The everyday reds of Northern Italy are famous for pairing with everyday foods that can be tougher to find a wine for. Barbera has the unusual combination of rich, concentrated flavor with high acidity, and its lower tannin might just make it the perfect ‘pizza’ wine. How has California appropriated one of Italy’s most casual contributions to wine?
Pour yourself a glass of Barbera and you’ll see an inky purple wine tumble out, rich in polyphenols (that is the good stuff from the skins) and surprisingly high in natural acidity (great for food). A traditional Northern Italian table wine, Barbera has transplanted to California with great success, and its for the same reason that some other grapes fail to make great wine here.
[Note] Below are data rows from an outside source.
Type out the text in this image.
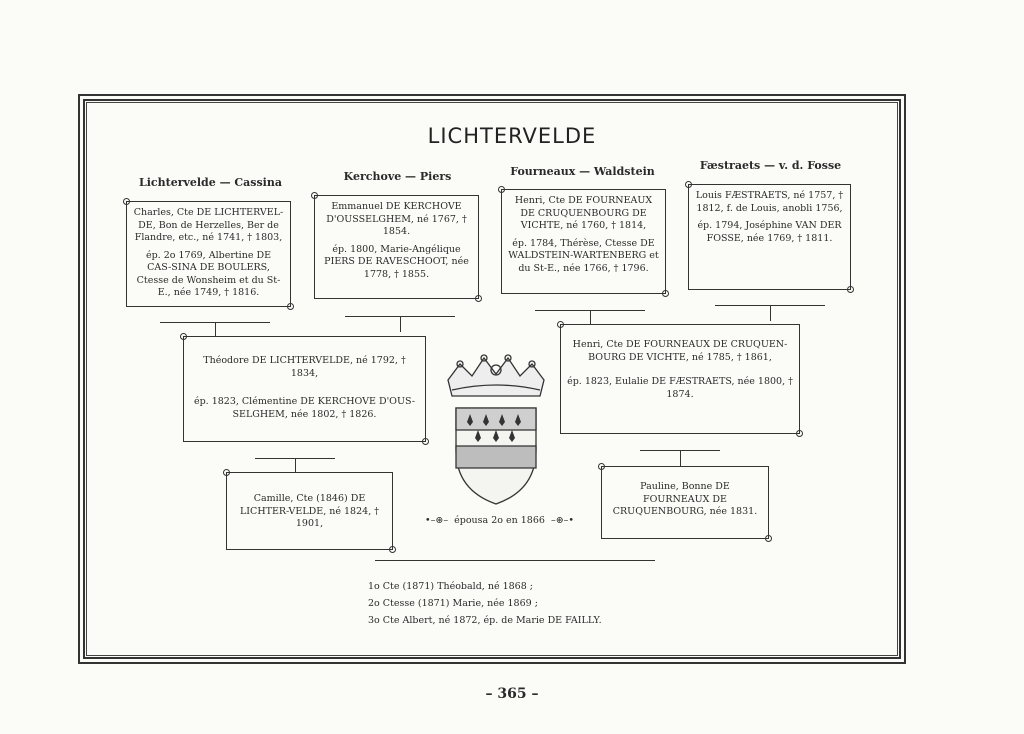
LICHTERVELDE
Lichtervelde — Cassina	Kerchove — Piers	Fourneaux — Waldstein	Fæstraets — v. d. Fosse

Charles, Cte DE LICHTERVEL-DE, Bon de Herzelles, Ber de Flandre, etc., né 1741, † 1803,

ép. 2o 1769, Albertine DE CAS-SINA DE BOULERS, Ctesse de Wonsheim et du St-E., née 1749, † 1816.

Emmanuel DE KERCHOVE D'OUSSELGHEM, né 1767, † 1854.

ép. 1800, Marie-Angélique PIERS DE RAVESCHOOT, née 1778, † 1855.

Henri, Cte DE FOURNEAUX DE CRUQUENBOURG DE VICHTE, né 1760, † 1814,

ép. 1784, Thérèse, Ctesse DE WALDSTEIN-WARTENBERG et du St-E., née 1766, † 1796.

Louis FÆSTRAETS, né 1757, † 1812, f. de Louis, anobli 1756,

ép. 1794, Joséphine VAN DER FOSSE, née 1769, † 1811.

Théodore DE LICHTERVELDE, né 1792, † 1834,

ép. 1823, Clémentine DE KERCHOVE D'OUS-SELGHEM, née 1802, † 1826.

Henri, Cte DE FOURNEAUX DE CRUQUEN-BOURG DE VICHTE, né 1785, † 1861,

ép. 1823, Eulalie DE FÆSTRAETS, née 1800, † 1874.

Camille, Cte (1846) DE LICHTER-VELDE, né 1824, † 1901,

Pauline, Bonne DE FOURNEAUX DE CRUQUENBOURG, née 1831.

•–⊛–  épousa 2o en 1866  –⊛–•
1o Cte (1871) Théobald, né 1868 ;
2o Ctesse (1871) Marie, née 1869 ;
3o Cte Albert, né 1872, ép. de Marie DE FAILLY.
– 365 –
California has a long warm growing season, causing the grapes to ripen extremely well and often too much if the growers leave them too long on the vine, causing a tradeoff between ripeness, and acidity (as one rises the other declines). Barbera has naturally high acidity to balance out the ripeness that California’s perfect weather provides. So rather than getting over extracted jammy wines, you get a tasty ripe red with perfect balance, not to mention food pairing gold! This makes Barbera one of the few ‘old-world’ grapes that end up doing better in California than their original home.
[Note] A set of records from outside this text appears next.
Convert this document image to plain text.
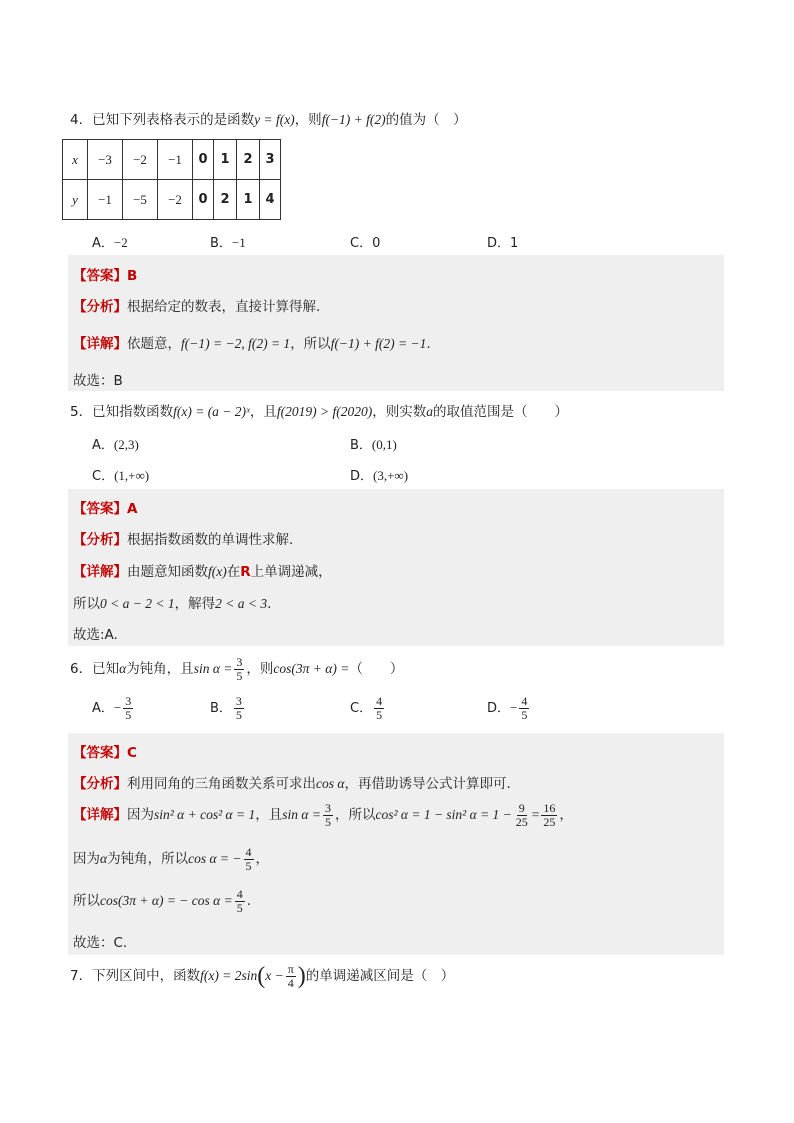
4．已知下列表格表示的是函数y = f(x)，则f(−1) + f(2)的值为（　）
x	−3	−2	−1	0	1	2	3
y	−1	−5	−2	0	2	1	4
A．−2	B．−1	C．0	D．1
【答案】B
【分析】根据给定的数表，直接计算得解.
【详解】依题意，f(−1) = −2, f(2) = 1，所以f(−1) + f(2) = −1.
故选：B
5．已知指数函数f(x) = (a − 2)ˣ，且f(2019) > f(2020)，则实数a的取值范围是（　　）
A．(2,3)	B．(0,1)
C．(1,+∞)	D．(3,+∞)
【答案】A
【分析】根据指数函数的单调性求解.
【详解】由题意知函数f(x)在R上单调递减，
所以0 < a − 2 < 1，解得2 < a < 3.
故选:A.
6．已知α为钝角，且$\sin \alpha = \frac{3}{5}$ ，则cos(3π + α) =（　　）
A．− $\frac{3}{5}$	B． $\frac{3}{5}$	C． $\frac{4}{5}$	D．− $\frac{4}{5}$
【答案】C
【分析】利用同角的三角函数关系可求出cos α，再借助诱导公式计算即可.
【详解】因为sin² α + cos² α = 1，且$\sin \alpha = \frac{3}{5}$ ，所以cos² α = 1 − sin² $\alpha = 1 - \frac{9}{25} = \frac{16}{25}$ ，
因为α为钝角，所以cos α = − $\frac{4}{5}$ ，
所以cos(3π + α) = − $\cos \alpha = \frac{4}{5}$ .
故选：C.
7．下列区间中，函数$f(x) = 2\sin(x - \frac{\pi}{4}$ )的单调递减区间是（　）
Food pairing suggestions: Most CA Barbera is going to be bigger in body and fruit than their Italian counterparts, but it still complements the acidity of tomato sauce really well, either in pizza or a hearty ragu.
So lets take a look at my favorite Barbera wine grown and produced right here in California.
Unti Estate Barbera 2012
Cellar rating *2-7 years 90pts
Unti Vineyards has made a name for itself growing Rhone varietals up here in Northern California but they also are one of the few producers going all in on Italian varietals, making stellar Sangiovese and Montepulciano d’Abruzzo. Their Barbera is thick in the glass, deep dark red and purple fruits leap off the surface. The palate is far more muscular than a Piedmontese Barbera, but the acidity leads to a clean lightweight finish. Its has a touch of complexity with some earth and cola on the nose, and a bit of spice from the modest use of French oak.
2012 was a prosperous year for wine making in California. The long growing season never got too hot leading to a bumper crop that maintained exceptional quality. This couldn’t have been a better year for Barbera, and this Unti bottle shows it well.
As for food, try it with the biggest, spiciest, most loaded pizza you’ve ever had!